Over Central America, A broad underlying low-pressure area called the Central American Gyre is creating an arcing steering flow, which should slowly lift Gamma north over the Yucatán and then back to the south as the storm drifts into the southwestern Gulf of Mexico.

It’s best chance to intensify would seem to be right now, before it makes landfall. After that, land interaction, somewhat hostile upper winds, and dry air should take a toll on Gamma. As a result, the National Hurricane Center is forecasting the storm to weaken with time.
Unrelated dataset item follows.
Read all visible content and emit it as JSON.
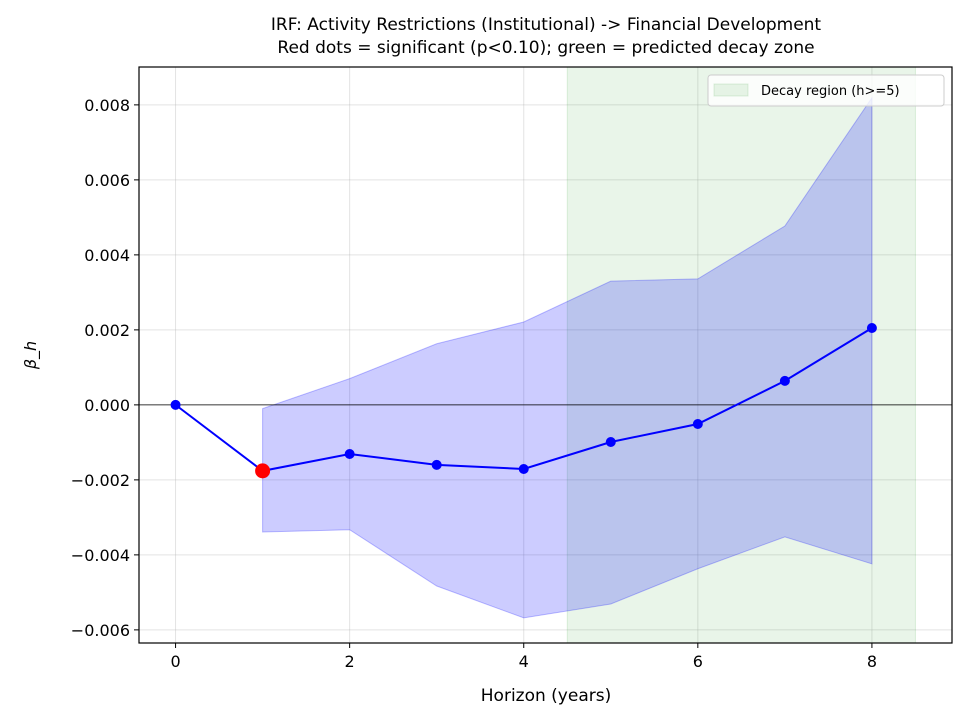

Complicating the long-range forecast for Gamma is Tropical Disturbance #1, which has a good chance of organizing into at least a tropical depression. While Gamma is dawdling near the Yucatán, Disturbance #1 is maintaining its forward speed toward the same area. There’s a decent chance that the two systems will get close enough to deflect each other – Gamma to the south and the disturbance, or whatever it becomes, to the north.

Exactly how these systems will interact is impossible to forecast. It depends on their relative strengths, diameters, how close they try to get, and other atmospheric factors. The bottom line is, the interaction could deflect an organized version of Disturbance #1 into the central Gulf of Mexico around the middle of next week.

Everybody around the Gulf coast needs to stay aware since the forecast is guaranteed to change. Until we know if Disturbance #1 is going to reach the western Caribbean as a well-organized system, its future track and intensity will remain very uncertain.

In any case, Disturbance #1 is not expected to be a threat to land through the middle of next week, if it ever is.

Farther out in the Atlantic, the National Hurricane Center is taking note of two other disturbances, but neither appears to be a threat to land.